New location found for migrant respite center in Brownsville Diocese

New location found for migrant respite center in Brownsville Diocese

New location found for migrant respite center in Brownsville Diocese

The McAllen, Texas, respite center for immigrants run by Catholic Charities is pictured July 1, 2018. The Valley Catholic, Brownsville's diocesan newspaper, reported that Sister Pimentel announced Feb. 26 she had found a new home for the respite center. (Credit: CNS photo/Chaz Muth.)

A popular Catholic-administered respite center for migrants run by Sister Norma Pimentel, executive director of Catholic Charities of the Rio Grande Valley in the Brownsville Diocese, has found a new location.

MCALLEN, Texas — A popular Catholic-administered respite center for migrants run by Sister Norma Pimentel, executive director of Catholic Charities of the Rio Grande Valley in the Brownsville Diocese, has found a new location.

McAllen city commissioners had voted Feb. 11 to give the center 90 days to vacate the building it was using to provide temporary shelter for immigrants who cross from Mexico into the United States but who have been released by federal authorities.

The Valley Catholic, Brownsville’s diocesan newspaper, reported that Pimentel announced Feb. 26 she had found a new home for the respite center.

Plans had called for construction of a news facility, but Catholic Charities is “taking a new direction,” the paper reported. The agency is close to finalizing a plan “with the cooperation of the city for a building in downtown McAllen closer to the bus station,” where many migrants first arrive to the area.

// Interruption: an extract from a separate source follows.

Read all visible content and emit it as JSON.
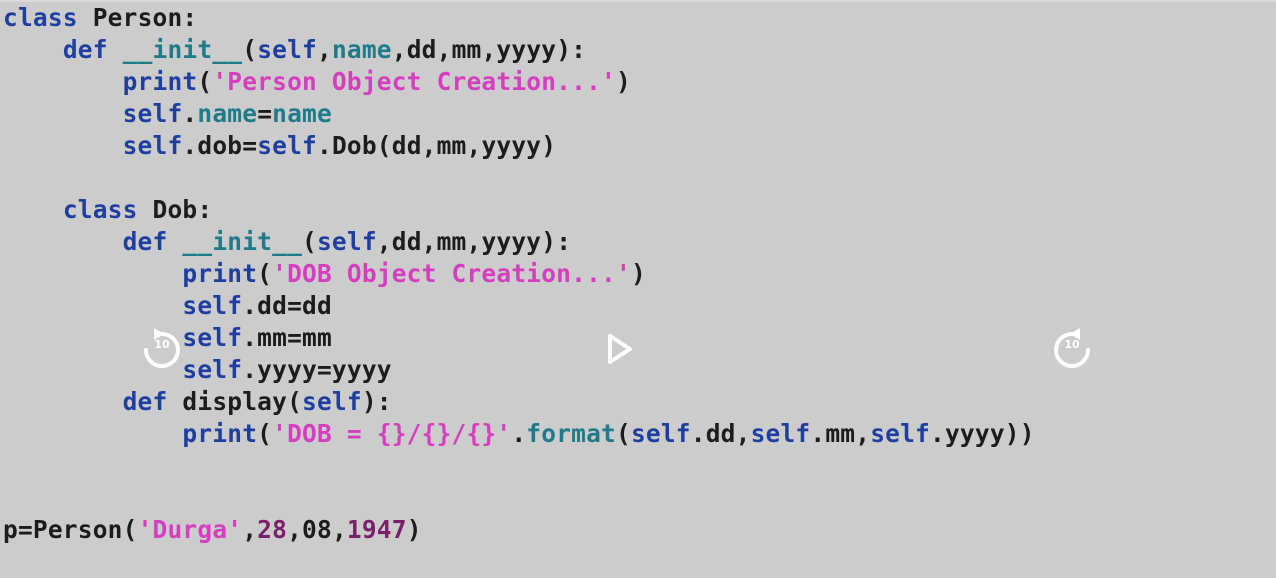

Pimentel, who has been praised by Pope Francis and has won national and international praise for the type of work that takes place at the center, stated after the city commissioners’ vote that she was disappointed but would continue to work with the city of McAllen “in efforts to treat immigrant families in a just and humane way and ensure that they are in compliance with existing immigration laws.”

Residents had complained to city commissioners about activity in their neighborhood that they said was coming from the center, which began occupying the space in December, said a Feb. 11 story by the local newspaper, The Monitor.

But Pimentel, according to the report, said during a meeting to discuss the issue that the families the shelter helps are receiving services inside the building.

The original respite center in the area began in 2014, when Pimentel saw an influx of immigrants arriving in the Rio Grande Valley region and with local volunteers, she began a makeshift operation to help the migrants obtain clothes and food. Out of a property that belonged to the local Sacred Heart Church, they began clothing and feeding the newcomers.

Since then, respite centers at various temporary locations have helped thousands of migrants, many seeking asylum and passing through the border city, have access to a shower after a harrowing trip, a clean change of clothes, a quick medical exam, if they need it, a warm meal and sometimes a snack for the road. Catholic Charities of the Rio Grande Valley is raising funds to build a permanent facility.

“Our mission remains unchanged — to restore and recognize the human dignity of all vulnerable people — throughout our community including those seeking asylum,” Pimentel, a member of the Missionaries of Jesus, said in her statement issued following the commissioners’ decision.